Slug is a predictor of poor prognosis in esophageal squamous cell carcinoma patients

Md Raghibul Hasan, Rinu Sharma, Anoop Saraya, Tushar K Chattopadhyay, Siddartha DattaGupta, Paul G Walfish, Shyam S Chauhan, Ranju Ralhan
PloS One 2013, 8 (12): e82846

BACKGROUND: Slug, a regulator of epithelial mesenchymal transition, was identified to be differentially expressed in esophageal squamous cell carcinoma (ESCC) using cDNA microarrays by our laboratory. This study aimed to determine the clinical significance of Slug overexpression in ESCC and determine its correlation with clinicopathological parameters and disease prognosis for ESCC patients.

METHODS: Immunohistochemical analysis of Slug expression was carried out in archived tissue sections from 91 ESCCs, 61 dysplastic and 47 histologically normal esophageal tissues. Slug immunopositivity in epithelial cells was correlated with clinicopathological parameters and disease prognosis over up to 7.5 years for ESCC patients.

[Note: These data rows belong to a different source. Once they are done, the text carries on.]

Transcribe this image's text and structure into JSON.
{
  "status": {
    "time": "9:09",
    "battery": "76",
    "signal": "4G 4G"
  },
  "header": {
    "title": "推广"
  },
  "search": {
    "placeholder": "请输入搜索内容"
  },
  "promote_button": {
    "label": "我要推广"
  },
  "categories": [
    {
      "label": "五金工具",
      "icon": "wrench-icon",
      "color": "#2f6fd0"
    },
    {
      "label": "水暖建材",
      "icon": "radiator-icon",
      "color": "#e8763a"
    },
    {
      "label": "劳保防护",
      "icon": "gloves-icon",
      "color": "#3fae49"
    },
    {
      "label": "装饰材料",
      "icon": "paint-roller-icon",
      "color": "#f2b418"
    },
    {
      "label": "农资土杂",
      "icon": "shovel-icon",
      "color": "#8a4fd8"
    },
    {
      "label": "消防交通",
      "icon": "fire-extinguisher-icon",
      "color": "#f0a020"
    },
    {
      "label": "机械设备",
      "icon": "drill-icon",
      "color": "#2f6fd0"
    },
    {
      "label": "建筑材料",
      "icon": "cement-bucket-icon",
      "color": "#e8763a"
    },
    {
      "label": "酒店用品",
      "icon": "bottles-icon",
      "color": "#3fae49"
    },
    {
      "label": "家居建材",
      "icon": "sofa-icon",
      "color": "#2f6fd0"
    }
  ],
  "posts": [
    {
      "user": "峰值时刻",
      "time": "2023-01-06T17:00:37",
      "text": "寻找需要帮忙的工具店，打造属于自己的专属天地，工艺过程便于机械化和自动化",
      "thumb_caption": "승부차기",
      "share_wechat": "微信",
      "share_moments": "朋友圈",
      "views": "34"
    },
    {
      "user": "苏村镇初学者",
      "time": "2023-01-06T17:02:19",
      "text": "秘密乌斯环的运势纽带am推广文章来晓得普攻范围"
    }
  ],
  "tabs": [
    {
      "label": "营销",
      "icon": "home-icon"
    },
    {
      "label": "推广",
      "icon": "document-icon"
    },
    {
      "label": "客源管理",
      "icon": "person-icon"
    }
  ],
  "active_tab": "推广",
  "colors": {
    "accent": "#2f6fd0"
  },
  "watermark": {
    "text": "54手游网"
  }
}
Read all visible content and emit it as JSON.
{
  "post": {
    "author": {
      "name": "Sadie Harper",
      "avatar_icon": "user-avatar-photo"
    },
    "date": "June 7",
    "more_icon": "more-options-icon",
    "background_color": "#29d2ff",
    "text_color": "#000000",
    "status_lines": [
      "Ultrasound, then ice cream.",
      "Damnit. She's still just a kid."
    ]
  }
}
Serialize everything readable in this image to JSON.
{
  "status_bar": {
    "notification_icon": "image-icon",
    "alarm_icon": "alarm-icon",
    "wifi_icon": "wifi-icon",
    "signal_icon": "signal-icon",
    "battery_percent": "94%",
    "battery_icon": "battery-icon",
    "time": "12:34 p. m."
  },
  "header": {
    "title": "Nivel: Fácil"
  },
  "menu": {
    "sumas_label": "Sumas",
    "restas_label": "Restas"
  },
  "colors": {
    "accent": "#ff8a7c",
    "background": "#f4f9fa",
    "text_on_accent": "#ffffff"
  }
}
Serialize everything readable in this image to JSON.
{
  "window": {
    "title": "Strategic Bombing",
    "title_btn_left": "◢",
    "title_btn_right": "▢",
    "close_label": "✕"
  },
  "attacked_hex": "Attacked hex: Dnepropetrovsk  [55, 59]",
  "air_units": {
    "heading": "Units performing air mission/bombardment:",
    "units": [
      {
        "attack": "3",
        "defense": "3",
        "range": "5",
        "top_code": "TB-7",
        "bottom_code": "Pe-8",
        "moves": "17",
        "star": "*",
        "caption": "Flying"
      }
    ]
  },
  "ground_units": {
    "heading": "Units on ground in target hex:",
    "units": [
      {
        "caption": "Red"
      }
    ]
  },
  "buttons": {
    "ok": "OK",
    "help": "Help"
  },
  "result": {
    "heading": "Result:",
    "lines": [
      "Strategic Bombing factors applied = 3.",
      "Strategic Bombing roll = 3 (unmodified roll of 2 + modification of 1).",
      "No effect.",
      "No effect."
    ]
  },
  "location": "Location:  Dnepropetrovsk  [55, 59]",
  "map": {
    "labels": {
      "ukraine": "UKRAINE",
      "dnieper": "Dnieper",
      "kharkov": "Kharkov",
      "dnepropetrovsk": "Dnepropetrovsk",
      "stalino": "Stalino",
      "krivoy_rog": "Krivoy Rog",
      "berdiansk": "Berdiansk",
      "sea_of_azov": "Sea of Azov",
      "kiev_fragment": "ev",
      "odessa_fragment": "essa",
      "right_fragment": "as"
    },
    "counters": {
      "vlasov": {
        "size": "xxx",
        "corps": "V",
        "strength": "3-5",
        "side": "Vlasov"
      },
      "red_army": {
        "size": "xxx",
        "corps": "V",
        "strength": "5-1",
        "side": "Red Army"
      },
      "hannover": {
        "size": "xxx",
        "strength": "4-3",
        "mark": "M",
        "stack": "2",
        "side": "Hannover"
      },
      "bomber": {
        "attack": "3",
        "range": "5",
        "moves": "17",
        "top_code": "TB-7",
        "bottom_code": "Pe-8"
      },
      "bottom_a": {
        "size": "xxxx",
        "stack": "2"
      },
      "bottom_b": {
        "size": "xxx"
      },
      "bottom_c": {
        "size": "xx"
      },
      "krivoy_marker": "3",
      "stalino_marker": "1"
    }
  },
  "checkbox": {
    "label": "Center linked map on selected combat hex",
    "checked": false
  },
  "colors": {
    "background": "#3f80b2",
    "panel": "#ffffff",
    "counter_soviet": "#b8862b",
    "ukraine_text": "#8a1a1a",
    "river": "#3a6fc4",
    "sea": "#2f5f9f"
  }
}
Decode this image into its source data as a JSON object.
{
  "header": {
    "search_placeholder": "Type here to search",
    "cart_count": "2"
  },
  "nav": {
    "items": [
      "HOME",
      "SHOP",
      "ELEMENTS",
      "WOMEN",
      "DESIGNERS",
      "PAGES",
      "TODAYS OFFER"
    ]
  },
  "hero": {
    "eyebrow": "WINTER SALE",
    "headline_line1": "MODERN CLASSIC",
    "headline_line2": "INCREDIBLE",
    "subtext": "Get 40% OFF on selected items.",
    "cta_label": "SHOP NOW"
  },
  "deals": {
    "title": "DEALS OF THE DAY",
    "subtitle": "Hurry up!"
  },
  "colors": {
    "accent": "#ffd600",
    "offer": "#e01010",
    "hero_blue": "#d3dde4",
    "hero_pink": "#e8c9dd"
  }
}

RESULTS: Increased expression of Slug was observed in esophageal dysplasia [cytoplasmic, 24/61 (39.3%) cases, p = 0.001, odd's ratio (OR) = 4.7; nuclear, 11/61 (18%) cases, p < 0.001, OR = 1.36] in comparison with normal esophageal tissues. The Slug expression was further increased in ESCCs [cytoplasmic, 64/91 (70.3%) p < 0.001, OR = 10.0; nuclear, 27/91 (29.7%) p < 0.001, OR = 1.42]. Kaplan Meier survival analysis showed significant association of nuclear Slug accumulation with reduced disease free survival of ESCC patients (median disease free survival (DFS) = 6 months, as compared to those that did not show overexpression, DFS = 18 months; p = 0.006). In multivariate Cox regression analysis nuclear Slug expression [p= 0.005, Hazard's ratio (HR) = 2.269, 95% CI = 1.289 - 3.996] emerged as the most significant independent predictor of poor prognosis for ESCC patients.

CONCLUSIONS: Alterations in Slug expression occur in early stages of development of ESCC and are sustained during disease progression. Slug may serve as a diagnostic biomarker and as a predictor of poor disease prognosis to identify ESCC patients that are likely to show recurrence of the disease.